Anyone who’s worked in the film industry for any length of time has encountered workplace bullies.  Unfortunately, they’re often people in positions of power who have few leadership or management skills.  Their behavior ranges from annoying to psychologically damaging, and it’s past time the industry confronts this behavior.  There would be a lot less crisis management if there were more training on what is and isn’t acceptable behavior on set.

The Problem

Recently producer Gary Foster wrote a guest column for discussing workplace bullying on set and suggesting some solutions.  Frankly, just the fact the problem is now being discussed out in the open is welcome.

Foster mentions the reality that studios often put people with no management training whatsoever in charge of managing multi-million dollar productions involving hundreds of people.  Too often, they’re ill-equipped to handle the pressure of those demands.

When I was a trainee, we had numerous seminars on set behavior and what to do in various situations.  To complain about anything short of physical violence was to put your career in jeopardy.  Everyone was supposed to stay silent and survive workplace bullying with little or no support.

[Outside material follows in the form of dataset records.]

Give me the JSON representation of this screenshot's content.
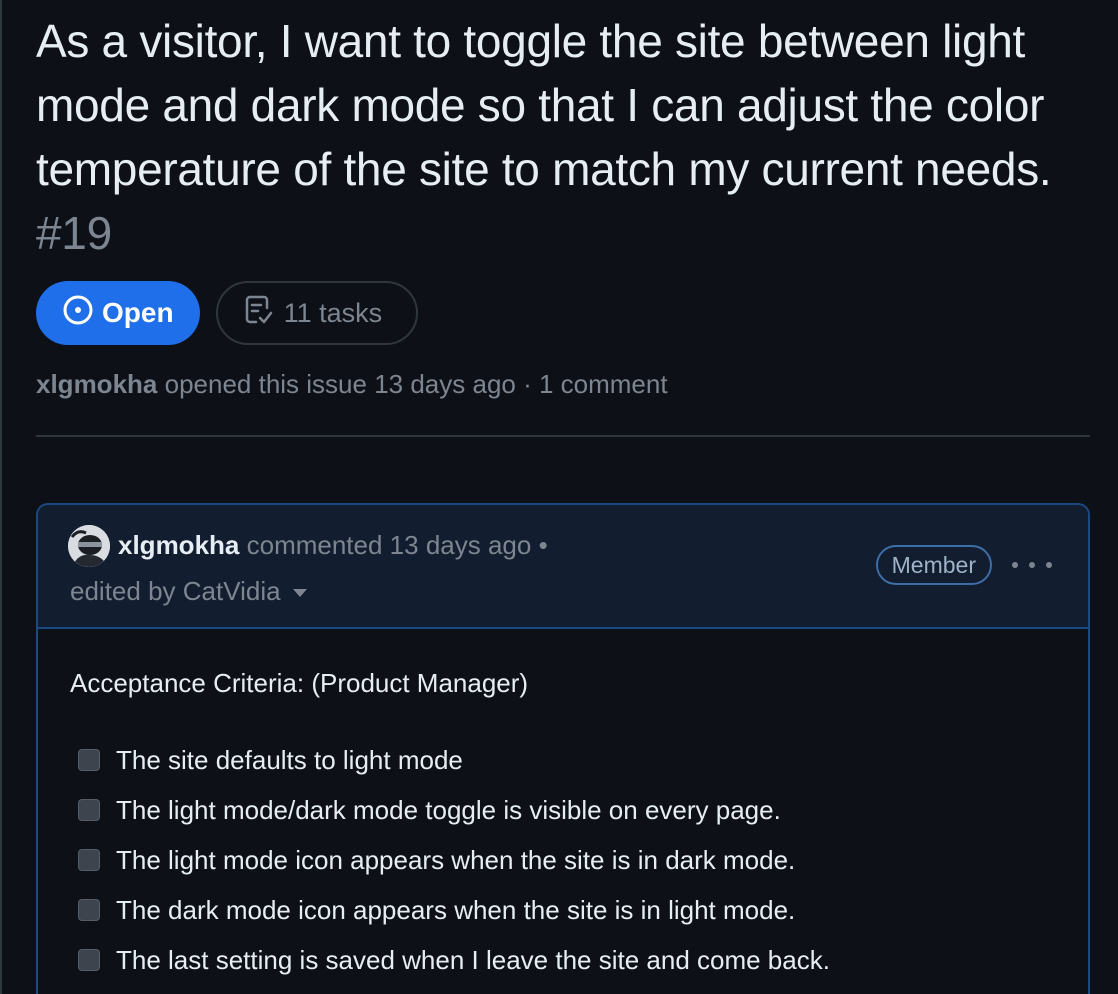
{
  "issue": {
    "title": "As a visitor, I want to toggle the site between light mode and dark mode so that I can adjust the color temperature of the site to match my current needs.",
    "number": "#19",
    "state_label": "Open",
    "tasks_label": "11 tasks",
    "author": "xlgmokha",
    "opened_text": "opened this issue 13 days ago · 1 comment"
  },
  "comment": {
    "author": "xlgmokha",
    "commented_text": "commented 13 days ago •",
    "edited_text": "edited by CatVidia",
    "role": "Member",
    "acceptance_title": "Acceptance Criteria: (Product Manager)",
    "tasks": [
      "The site defaults to light mode",
      "The light mode/dark mode toggle is visible on every page.",
      "The light mode icon appears when the site is in dark mode.",
      "The dark mode icon appears when the site is in light mode.",
      "The last setting is saved when I leave the site and come back."
    ]
  },
  "colors": {
    "background": "#0d1117",
    "accent": "#1f6feb",
    "muted": "#7d8590",
    "text": "#e6edf3"
  },
  "icons": {
    "state": "issue-opened-icon",
    "tasks": "checklist-icon",
    "menu": "kebab-horizontal-icon"
  }
}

Never mind that studies show that abusive, bullying behavior in any workplace leads to mental distress, sleep disturbances, depression, and anxiety.   As Foster states in his article, “We have allowed bad behavior to rule our world and define our way of working.”

The #MeToo movement confronted the problem of sexual harassment in the workplace, and this has spilled over into engaging all forms of bullying and harassment on set.   The excuse that such bullying is just a result of highly talented creative types being volatile is no longer acceptable.

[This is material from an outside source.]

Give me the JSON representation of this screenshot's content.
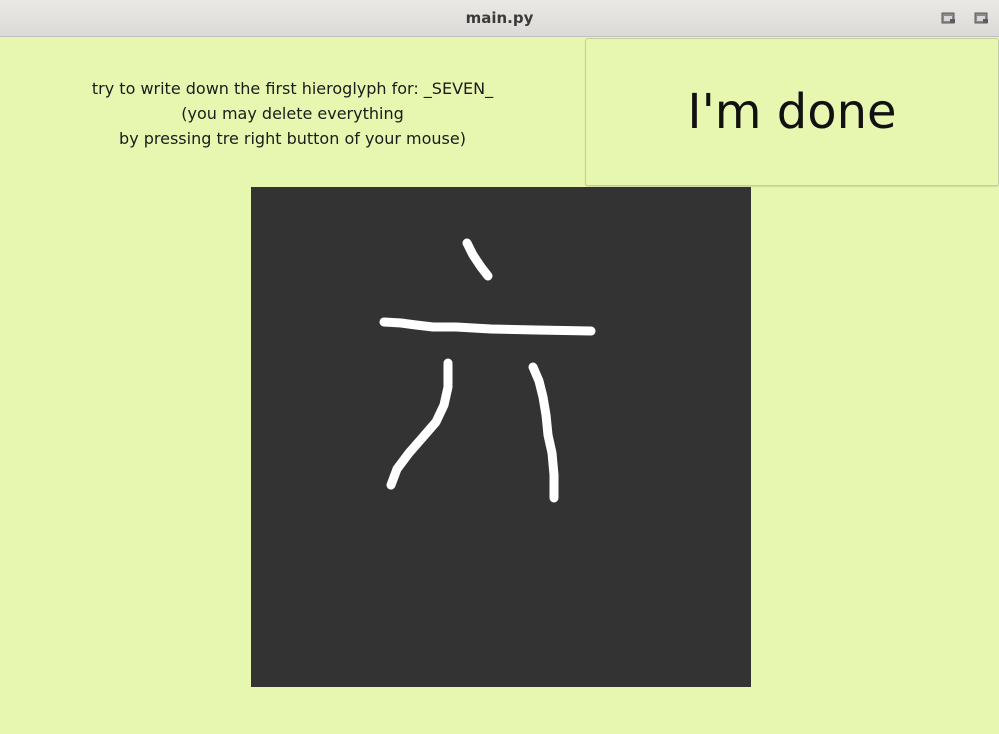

A hostile work environment leads to the risk of victims taking legal action against the employer, as well as negative publicity.  In the age of social media, the response to this kind of negative publicity can be swift and brutal.

Possible Solutions

With the onset of the pandemic, guild and union members have had to participate in safety training to ensure they can safely do their jobs on set.  The guilds and unions should similarly provide leadership and communication training to directors, producers, and crew members.  After all, leadership and communication extend to effectively managing individual departments, too.

Years ago, I worked on a TV pilot where a Humane Society representative was on set because the scene involved, believe it or not, cockroaches.  The harming of even one cockroach was forbidden.  I think the humans on any film set deserve the same humane treatment as those cockroaches.

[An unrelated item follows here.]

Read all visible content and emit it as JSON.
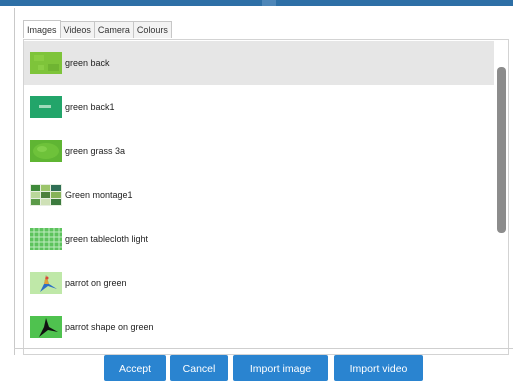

Gary Foster and his friend Eileen Coskey Fracchia are launching an organization called Humanity on Set (HoS) to train leaders and create a positive, inclusive environment on set.  This sounds like a positive step forward in eliminating on set bullying and abuse.


Studios have clear instructions for reporting sexual harassment that’s outside the chain of command.  The same reporting should apply to abusive, bullying behavior on set.

Studies show that this behavior has real health consequences for those subjected to it.  It’s time the problem is taken seriously on set, and there’s adequate training for all concerned and consequences for the offenders.  The film industry will better for it.